Em certo ponto do filme, Travis e Gabby tem uma grande discussão sobre uma decisão que ela se recusa a tomar. Ele vai embora aos prantos. Na cena seguinte, descobrimos que ela tomou a tal decisão no instante em que ele foi embora. A discussão, portanto, rende uma “importante” e dramática sequência, enquanto sua solução acontece longe dos olhos do espectador – A Escolha está interessada no drama, não na resolução deste. Assim, a jornada de Travis e Gabby acontece de forma melodramática, forçada e corrida, sem que tenhamos tempo – ou, francamente, vontade – de nos envolvermos ao lado deles.

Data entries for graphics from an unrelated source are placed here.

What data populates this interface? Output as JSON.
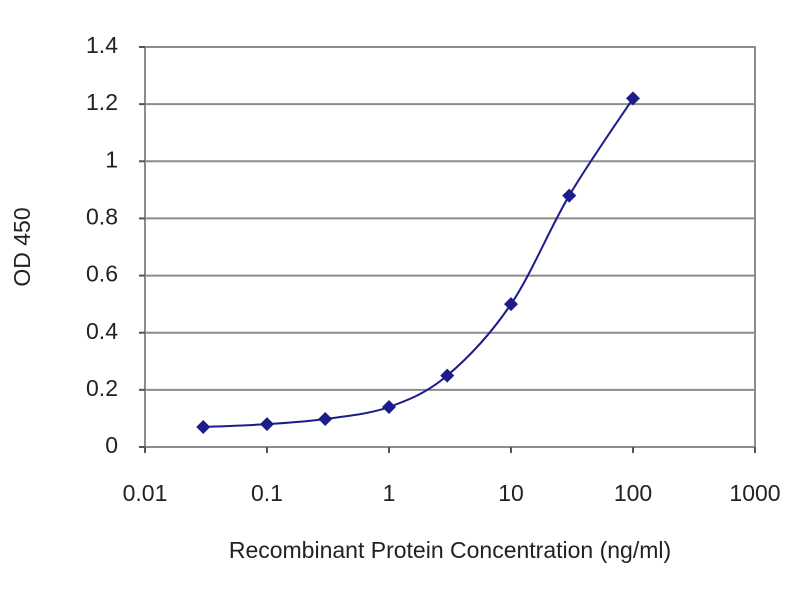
{
  "chart_data": {
    "type": "line",
    "x_label": "Recombinant Protein Concentration (ng/ml)",
    "y_label": "OD 450",
    "x": [
      0.03,
      0.1,
      0.3,
      1,
      3,
      10,
      30,
      100
    ],
    "values": [
      0.07,
      0.08,
      0.098,
      0.14,
      0.25,
      0.5,
      0.88,
      1.22
    ],
    "color": "#1c1c8a",
    "marker": "diamond",
    "xscale": "log",
    "xlim": [
      0.01,
      1000
    ],
    "xticks": [
      0.01,
      0.1,
      1,
      10,
      100,
      1000
    ],
    "ylim": [
      0,
      1.4
    ],
    "yticks": [
      0,
      0.2,
      0.4,
      0.6,
      0.8,
      1,
      1.2,
      1.4
    ],
    "grid": true
  }
}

E não é por falta de tentativa do elenco – Teresa Palmer é carismática e adorável, e faz o possível para imprimir um pouco de profundidade em sua personagem rasa. Benjamim Walker, por sua vez, pesa no sotaque sulista para encarnar o irritante Travis, que parece ter sofrido uma maldição que o força a ser engraçadinho o tempo todo. O resto do elenco é desperdiçado em papéis ingratos, principalmente Alexandra Daddario e Tom Wilkinson; já Tom Welling foi “agraciado” com um personagem que existe para cumprir a função de que o roteiro necessitar.

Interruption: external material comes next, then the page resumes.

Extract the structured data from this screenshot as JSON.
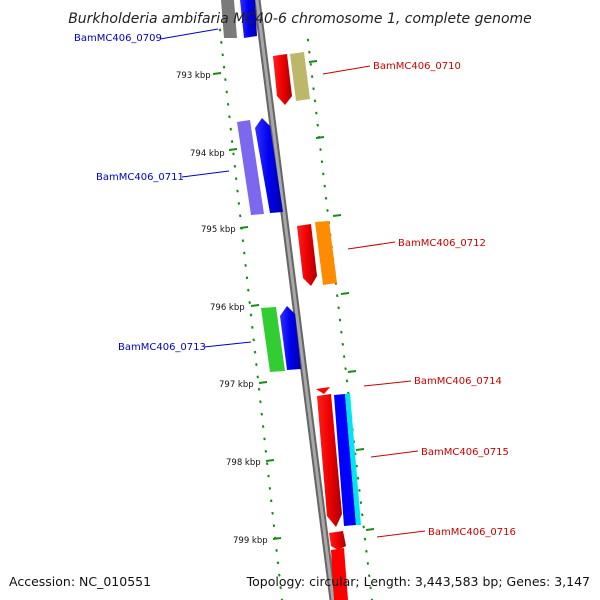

Mas a lista de problemas de estrutura de A Escolha ainda continua, e este é o mais grave de todos: depois que Gabby e Travis se casam e formam uma família (…spoiler?), o filme simplesmente esquece a ambição dela de ser médica, uma profissão para a qual ela tinha talento e à qual se dedicou muito. A alternativa é que isso não seja um erro do roteiro, mas uma decisão – misógina e completamente sem sentido para a personagem – de privar Gabby da profissão de seus sonhos quando ela se torna esposa e mãe. Há mulheres que querem isso, claro, mas nada do que havíamos visto até então indica que Gabby faz parte desse grupo. Ou, então, os cineastas se esqueceram desse detalhe, e vai ver que a vida profissional de um veterinário de cidade pequena é bem mais agitada que a de uma médica.

Ainda encontrando tempo para incluir uma conversa moralista sobre forças maiores e religão, A Escolha é exatamente o que esperamos de uma história de Nicholas Sparks: um filme que faz pouco caso da tragédia sofrida pela mulher, transformando-a apenas em fonte de tristeza, arrependimento e redenção para o homem. Ou seja, se você é fã do autor, vai adorar esta produção.


“The Choice” (EUA, 2015), escrito por Bryan Sipe, dirigido por Ross Katz, com Benjamin Walker, Teresa Palmer, Tom Welling, Tom Wilkinson, Maggie Grace e Alexandra Daddario.